Qui dit Mahler pense (gros) orchestre. Le compositeur s’est certes fait connaître grâce à ses neuf symphonies aux effectifs souvent imposants mais il ne faut pas oublier ses merveilleux cycles de lieder qui requièrent le plus souvent un équipage plus léger. Le quatuor avec piano figure parmi ses pages les moins connues, les moins jouées, les moins enregistrées. Elle reste, il est vrai, le travail d’un apprenti compositeur de dix-sept ans, étudiant au conservatoire de Vienne. Il se réduit d’ailleurs à son premier mouvement, en la mineur, pour piano, violon, alto et violoncelle plus quelques lignes d’un scherzo (Enguerrand-Friedrich Lühl a récemment proposé une version
complète, en quatre mouvements, du quatuor). Il commence nicht zu schnell (pas trop vite) par un sombre thème énoncé par la main droite du piano sur fond de triolets de la gauche, aussitôt repris par les cordes. Lui répondra un peu plus tard un thème plus souriant, esquissé par le violon. Mais l’idée initiale, marquée par la sixte mineure ascendante et la descende d’un demi-ton (la-fa-mi) domine tout le mouvement, même si à mi-chemin l’alto propose une idée secondaire. Avant la fin, le violon entame un solo tourmenté et grave. Peut-on vraiment deviner le Mahler des symphonies à venir dans ces dix minutes de musique ? Ce n’est pas certain même si le traitement des cordes se montre plus symphonique (le violon et l’alto jouent presque tout le temps ensemble) à l’image de certaines pages de Brahms.

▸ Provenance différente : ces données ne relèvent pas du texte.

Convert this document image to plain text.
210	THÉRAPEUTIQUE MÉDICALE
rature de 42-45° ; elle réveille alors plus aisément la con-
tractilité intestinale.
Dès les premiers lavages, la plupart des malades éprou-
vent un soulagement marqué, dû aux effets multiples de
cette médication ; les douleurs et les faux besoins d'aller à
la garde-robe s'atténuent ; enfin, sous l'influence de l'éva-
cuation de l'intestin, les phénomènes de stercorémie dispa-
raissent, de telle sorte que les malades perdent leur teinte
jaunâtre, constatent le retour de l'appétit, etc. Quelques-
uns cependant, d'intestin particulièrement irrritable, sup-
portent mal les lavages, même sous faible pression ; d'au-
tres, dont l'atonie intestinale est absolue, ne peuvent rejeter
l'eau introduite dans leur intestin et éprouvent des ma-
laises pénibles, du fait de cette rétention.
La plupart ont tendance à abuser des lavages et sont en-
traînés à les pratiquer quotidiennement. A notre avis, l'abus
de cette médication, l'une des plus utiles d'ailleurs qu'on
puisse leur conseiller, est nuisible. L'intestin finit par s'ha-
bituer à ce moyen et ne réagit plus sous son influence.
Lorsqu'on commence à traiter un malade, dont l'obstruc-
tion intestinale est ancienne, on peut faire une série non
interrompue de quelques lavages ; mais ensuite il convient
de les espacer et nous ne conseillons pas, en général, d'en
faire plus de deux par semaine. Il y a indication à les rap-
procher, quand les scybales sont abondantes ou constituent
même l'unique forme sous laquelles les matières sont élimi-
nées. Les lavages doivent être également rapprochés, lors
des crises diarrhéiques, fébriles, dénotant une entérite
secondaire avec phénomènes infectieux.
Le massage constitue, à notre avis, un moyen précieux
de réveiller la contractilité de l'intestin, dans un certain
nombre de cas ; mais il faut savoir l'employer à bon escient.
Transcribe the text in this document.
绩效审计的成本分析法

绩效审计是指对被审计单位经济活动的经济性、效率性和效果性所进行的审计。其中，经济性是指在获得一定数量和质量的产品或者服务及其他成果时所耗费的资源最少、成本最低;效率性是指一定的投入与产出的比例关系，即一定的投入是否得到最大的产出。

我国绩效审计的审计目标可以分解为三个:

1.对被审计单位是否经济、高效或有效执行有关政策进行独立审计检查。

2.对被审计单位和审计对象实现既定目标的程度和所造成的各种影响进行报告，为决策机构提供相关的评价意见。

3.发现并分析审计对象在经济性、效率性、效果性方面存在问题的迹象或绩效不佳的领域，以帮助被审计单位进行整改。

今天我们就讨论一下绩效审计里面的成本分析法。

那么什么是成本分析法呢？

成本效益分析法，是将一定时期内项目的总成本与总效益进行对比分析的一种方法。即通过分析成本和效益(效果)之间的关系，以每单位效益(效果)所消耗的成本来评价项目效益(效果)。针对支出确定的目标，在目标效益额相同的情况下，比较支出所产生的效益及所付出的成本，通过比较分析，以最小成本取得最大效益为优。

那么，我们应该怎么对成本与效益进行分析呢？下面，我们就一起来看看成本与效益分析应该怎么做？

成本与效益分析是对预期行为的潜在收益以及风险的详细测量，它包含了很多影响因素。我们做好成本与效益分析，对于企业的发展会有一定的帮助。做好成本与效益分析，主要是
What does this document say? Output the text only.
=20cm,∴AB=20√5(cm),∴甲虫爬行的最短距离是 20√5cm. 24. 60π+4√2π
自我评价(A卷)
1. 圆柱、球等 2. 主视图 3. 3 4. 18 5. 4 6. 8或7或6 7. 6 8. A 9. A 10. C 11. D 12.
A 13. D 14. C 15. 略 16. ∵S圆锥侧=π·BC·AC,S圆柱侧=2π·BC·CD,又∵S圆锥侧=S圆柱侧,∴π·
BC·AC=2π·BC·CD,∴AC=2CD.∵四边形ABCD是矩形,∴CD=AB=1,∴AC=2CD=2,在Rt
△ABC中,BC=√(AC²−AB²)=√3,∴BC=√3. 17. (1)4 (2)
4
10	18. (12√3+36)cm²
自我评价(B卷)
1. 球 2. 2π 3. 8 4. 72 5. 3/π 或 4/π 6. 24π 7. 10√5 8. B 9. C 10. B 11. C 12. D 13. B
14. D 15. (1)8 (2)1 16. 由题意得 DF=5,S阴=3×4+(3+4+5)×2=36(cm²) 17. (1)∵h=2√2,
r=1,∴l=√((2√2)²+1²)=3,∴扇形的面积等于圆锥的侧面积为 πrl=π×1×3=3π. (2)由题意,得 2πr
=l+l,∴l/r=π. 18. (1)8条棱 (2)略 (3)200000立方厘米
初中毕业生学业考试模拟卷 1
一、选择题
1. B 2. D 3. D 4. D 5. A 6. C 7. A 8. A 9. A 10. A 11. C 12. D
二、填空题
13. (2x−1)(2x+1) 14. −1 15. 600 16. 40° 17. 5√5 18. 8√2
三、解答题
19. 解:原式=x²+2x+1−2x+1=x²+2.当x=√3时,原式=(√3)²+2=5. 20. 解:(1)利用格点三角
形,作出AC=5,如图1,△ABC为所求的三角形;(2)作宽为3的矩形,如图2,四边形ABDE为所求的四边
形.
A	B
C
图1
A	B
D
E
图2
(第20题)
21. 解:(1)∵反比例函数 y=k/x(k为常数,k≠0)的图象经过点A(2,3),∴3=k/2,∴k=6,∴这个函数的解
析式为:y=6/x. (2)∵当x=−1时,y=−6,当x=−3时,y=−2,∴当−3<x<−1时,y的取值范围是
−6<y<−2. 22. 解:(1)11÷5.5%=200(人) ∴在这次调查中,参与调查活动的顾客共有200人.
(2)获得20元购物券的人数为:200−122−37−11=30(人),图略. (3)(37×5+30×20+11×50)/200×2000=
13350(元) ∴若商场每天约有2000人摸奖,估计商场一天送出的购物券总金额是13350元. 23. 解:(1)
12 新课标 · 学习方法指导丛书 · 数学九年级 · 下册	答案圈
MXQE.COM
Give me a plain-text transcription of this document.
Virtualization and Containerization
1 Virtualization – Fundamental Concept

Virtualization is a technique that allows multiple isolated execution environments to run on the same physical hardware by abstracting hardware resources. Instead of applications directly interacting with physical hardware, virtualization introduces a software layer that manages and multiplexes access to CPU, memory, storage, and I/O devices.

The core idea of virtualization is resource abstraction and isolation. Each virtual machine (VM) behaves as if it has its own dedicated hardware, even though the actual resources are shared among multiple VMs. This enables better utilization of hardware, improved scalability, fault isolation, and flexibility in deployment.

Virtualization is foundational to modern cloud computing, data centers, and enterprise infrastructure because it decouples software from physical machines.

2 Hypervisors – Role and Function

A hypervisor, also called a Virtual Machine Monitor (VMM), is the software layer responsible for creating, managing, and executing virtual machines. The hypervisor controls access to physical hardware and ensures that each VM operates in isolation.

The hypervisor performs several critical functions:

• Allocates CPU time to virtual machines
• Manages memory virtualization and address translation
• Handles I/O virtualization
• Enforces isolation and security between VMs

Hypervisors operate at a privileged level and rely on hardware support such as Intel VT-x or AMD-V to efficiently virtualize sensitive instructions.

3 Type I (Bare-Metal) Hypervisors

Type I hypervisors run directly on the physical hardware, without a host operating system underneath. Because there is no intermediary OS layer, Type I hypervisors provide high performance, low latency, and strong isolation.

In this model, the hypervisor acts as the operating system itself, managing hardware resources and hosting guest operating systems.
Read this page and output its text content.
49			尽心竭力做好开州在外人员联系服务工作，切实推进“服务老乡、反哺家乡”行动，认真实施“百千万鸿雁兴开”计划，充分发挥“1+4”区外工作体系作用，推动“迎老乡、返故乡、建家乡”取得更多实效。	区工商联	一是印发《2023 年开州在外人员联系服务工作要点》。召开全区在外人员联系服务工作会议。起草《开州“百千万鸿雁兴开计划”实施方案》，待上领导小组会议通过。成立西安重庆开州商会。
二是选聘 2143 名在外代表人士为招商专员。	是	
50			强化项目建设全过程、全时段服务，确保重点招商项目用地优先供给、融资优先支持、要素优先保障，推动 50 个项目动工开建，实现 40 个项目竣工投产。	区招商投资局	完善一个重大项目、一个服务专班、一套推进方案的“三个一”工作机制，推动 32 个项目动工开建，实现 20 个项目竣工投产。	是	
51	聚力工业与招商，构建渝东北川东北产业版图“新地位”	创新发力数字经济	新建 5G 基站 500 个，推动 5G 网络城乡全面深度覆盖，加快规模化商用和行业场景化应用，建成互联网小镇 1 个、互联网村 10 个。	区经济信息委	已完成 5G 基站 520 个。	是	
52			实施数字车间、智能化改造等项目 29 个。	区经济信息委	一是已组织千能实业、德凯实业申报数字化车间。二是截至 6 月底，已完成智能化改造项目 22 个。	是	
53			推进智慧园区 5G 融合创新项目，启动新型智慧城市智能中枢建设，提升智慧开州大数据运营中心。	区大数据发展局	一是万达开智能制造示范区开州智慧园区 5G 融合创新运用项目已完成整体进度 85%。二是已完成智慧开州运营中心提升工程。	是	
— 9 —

Réunir Kagel avec Mahler et Schubert relève de la pure logique. Le compositeur argentin déclarait en effet : « Mon métier c’est l’héritage du XIXe siècle ». Aussi son trio avec piano n°1, daté de 1985, évalue-t-il ce legs à la lumière de son temps. Alors que le compositeur argentin est surtout connu pour sa déconstruction de la grande tradition qu’il se plaît à infiltrer d’éléments exogènes (variété, théâtre), le début du trio n°1 surprend. Le violoncelle étire une longue phrase un peu neutre, que ponctue sagement le piano d’accords réguliers. Le violon intervient sans perturber cette atmosphère méditative, presque grave, malgré quelques zébrures impatientes. Le ton restera donc énigmatique. Il change radicalement dans le
deuxième mouvement, autrement plus rythmé et déterminé. Mais le moteur va vite se gripper. L’allure ralentit, le pianiste va étouffer la résonance de son
instrument en plaquant la main sur les cordes, puis la machine se remet en
route. Le mouvement s’achève fortissimo. Le violon, avec sourdine, et le piano, rejoints par les pizzicatos du violoncelle installent le troisième et dernier mouvement dans une atmosphère étrange qui rappelle le début. Rarement entendue, cette œuvre d’une demi-heure tient en permanence l’auditeur en alerte.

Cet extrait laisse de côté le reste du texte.